Type III secretion systems (T3SS) are important components in the progression of disease for a number of clinically relevant human pathogens, including those in the genera Shigella, Salmonella, Escherichia, Chlamydia, Vibrio, Pseudomonas, and Yersinia[1], [2]. The T3SS functions as an injectisome that delivers bacterial effector proteins directly into the host cell cytoplasm [2]. While the T3SS apparatus itself is structurally conserved, the repertoire of T3SS effector proteins used by each group of pathogens is distinct [2]. Thus, the effect of the T3SS on the host is unique to the needs of the pathogen [2]. While the T3SS is generally essential for a T3SS-expressing pathogen to cause disease, several aspects of the T3SS may be detrimental to bacterial growth [2]. For example, T3SS components are recognized by the host immune system [3], [4]. In addition, expression of the T3SS is energetically costly and, in some organisms, T3SS induction correlates with growth arrest [5]. Therefore, regulation is essential for proper T3SS function in order to ensure that it occurs only during host cell contact in the appropriate host tissue [2], [6].
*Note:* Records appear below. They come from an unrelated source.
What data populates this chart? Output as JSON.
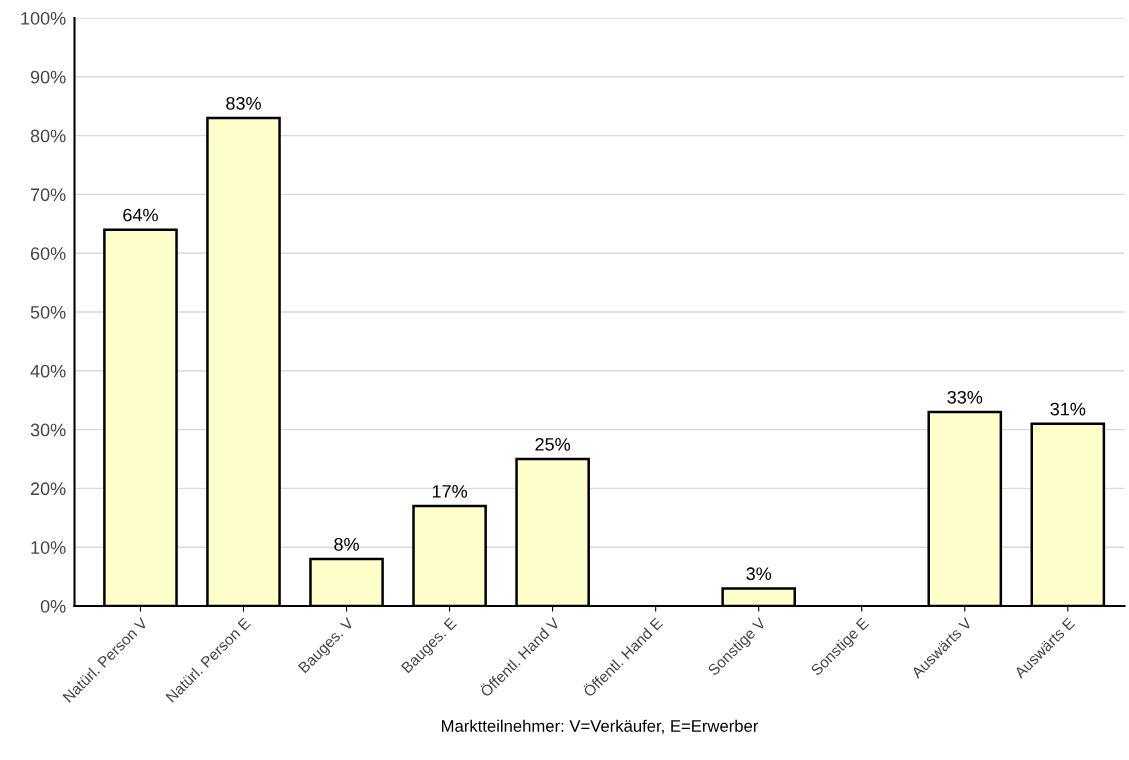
{
  "chart_data": {
    "type": "bar",
    "categories": [
      "Natürl. Person V",
      "Natürl. Person E",
      "Bauges. V",
      "Bauges. E",
      "Öffentl. Hand V",
      "Öffentl. Hand E",
      "Sonstige V",
      "Sonstige E",
      "Auswärts V",
      "Auswärts E"
    ],
    "values": [
      64,
      83,
      8,
      17,
      25,
      null,
      3,
      null,
      33,
      31
    ],
    "value_labels": [
      "64%",
      "83%",
      "8%",
      "17%",
      "25%",
      null,
      "3%",
      null,
      "33%",
      "31%"
    ],
    "color": "#ffffcc",
    "xlabel": "Marktteilnehmer: V=Verkäufer, E=Erwerber",
    "ylim": [
      0,
      100
    ],
    "yticks": [
      {
        "value": 0,
        "label": "0%"
      },
      {
        "value": 10,
        "label": "10%"
      },
      {
        "value": 20,
        "label": "20%"
      },
      {
        "value": 30,
        "label": "30%"
      },
      {
        "value": 40,
        "label": "40%"
      },
      {
        "value": 50,
        "label": "50%"
      },
      {
        "value": 60,
        "label": "60%"
      },
      {
        "value": 70,
        "label": "70%"
      },
      {
        "value": 80,
        "label": "80%"
      },
      {
        "value": 90,
        "label": "90%"
      },
      {
        "value": 100,
        "label": "100%"
      }
    ],
    "grid": "y"
  }
}
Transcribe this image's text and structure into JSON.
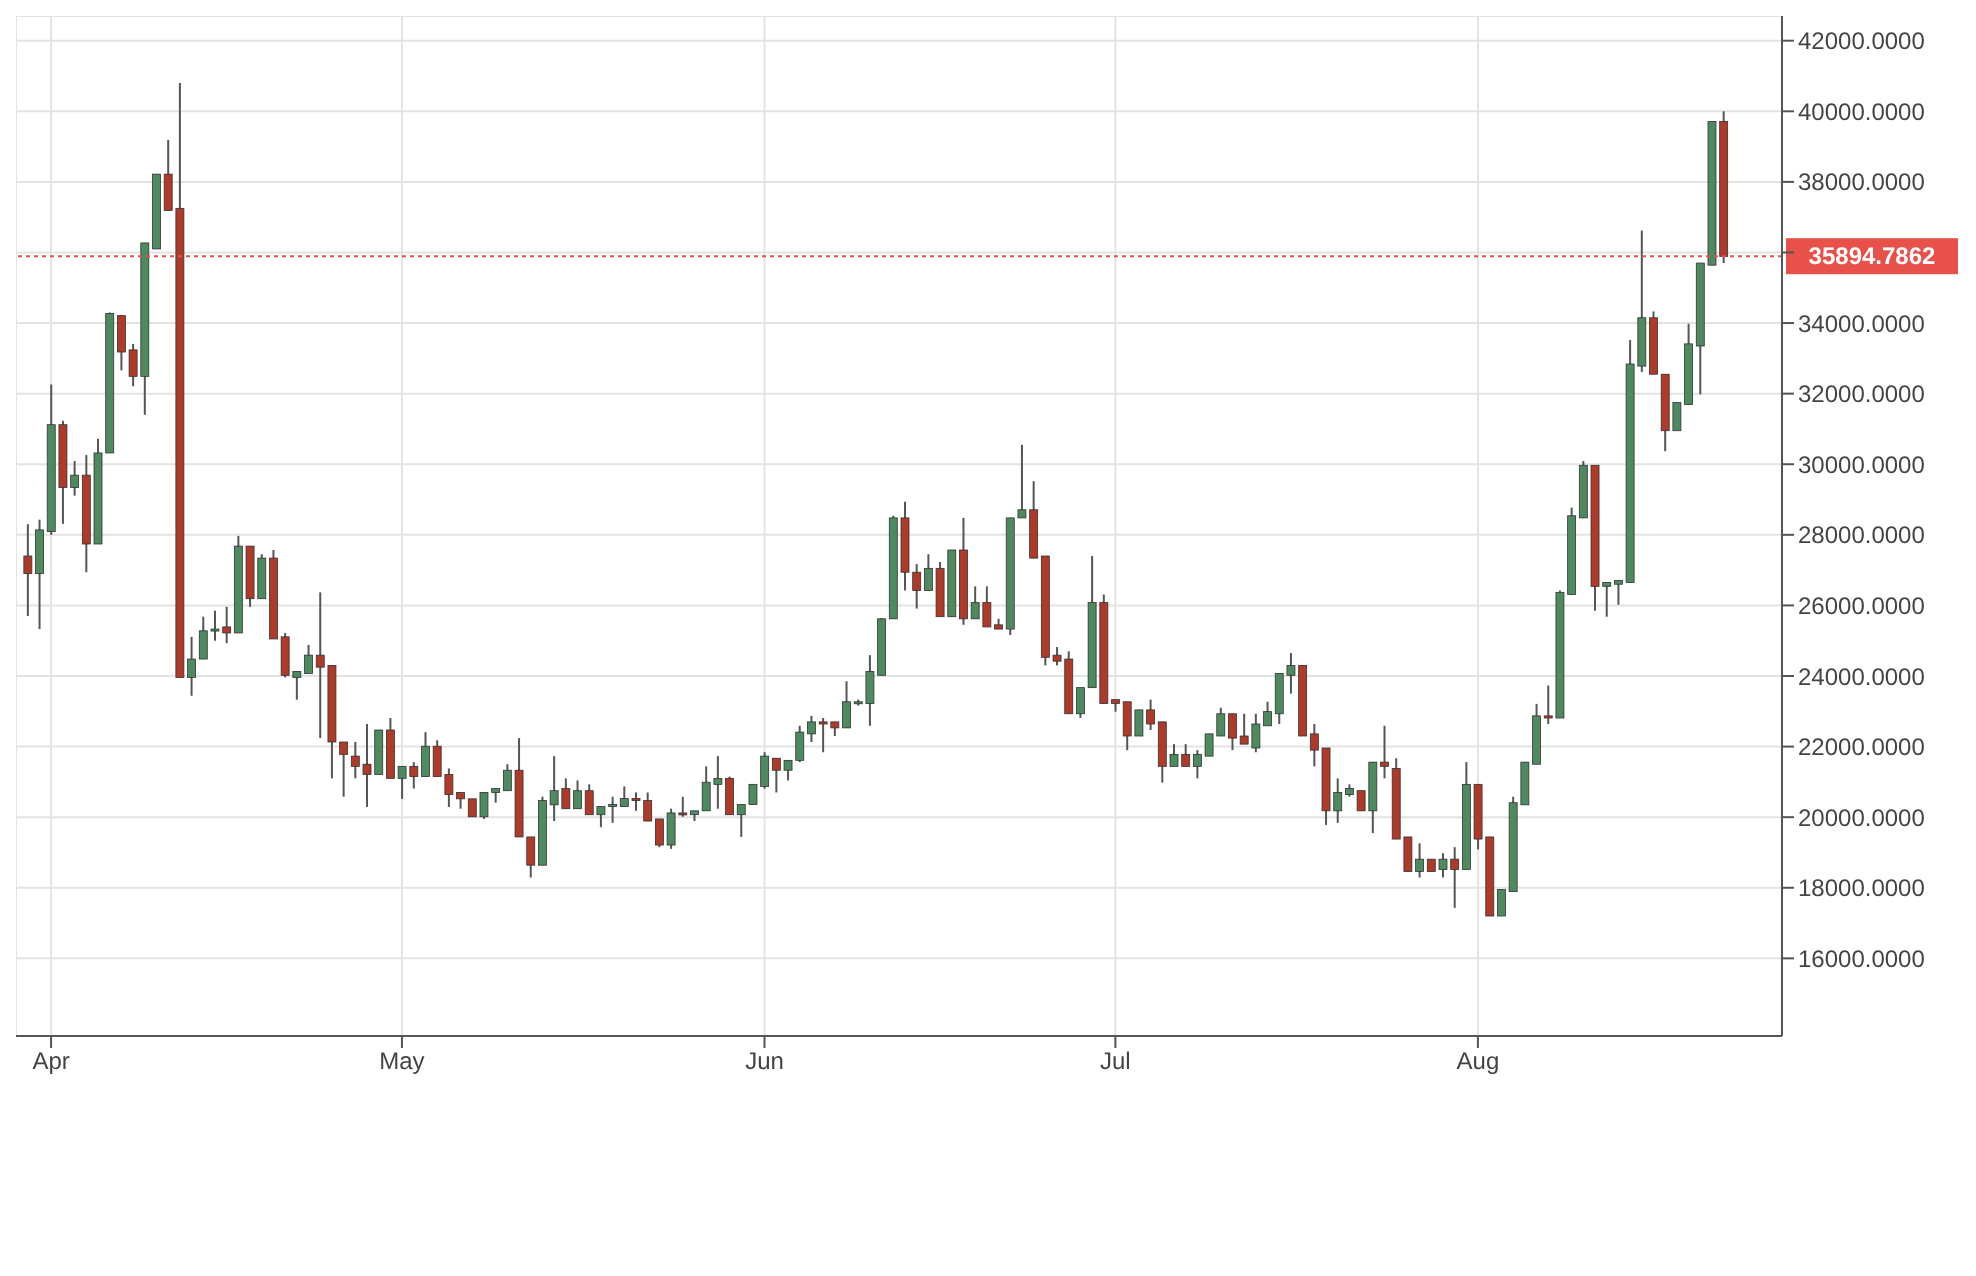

In this study, we present the first characterization of the iron-sulfur cluster regulator, IscR, of Yersinia. Initially identified through a genetic screen for modulators of Ysc T3SS function, iscR-deficient Y. pseudotuberculosis had a dramatic defect in secretion of T3SS effector proteins and in targeting macrophages through their T3SS, yet displayed normal growth in broth culture and wild type flagellar motility. Bioinformatic and DNA binding analysis revealed an IscR binding site upstream of the operon encoding the T3SS master regulator LcrF, indicating that IscR controls expression of the Ysc T3SS. Collectively, these findings indicated that IscR is a central component of the Y. pseudotuberculosis T3SS regulatory cascade.

All animal use procedures were in strict accordance with the NIH Guide for the Care and Use of Laboratory Animals and were approved by the UCSC Institutional Animal Care and Use Committee.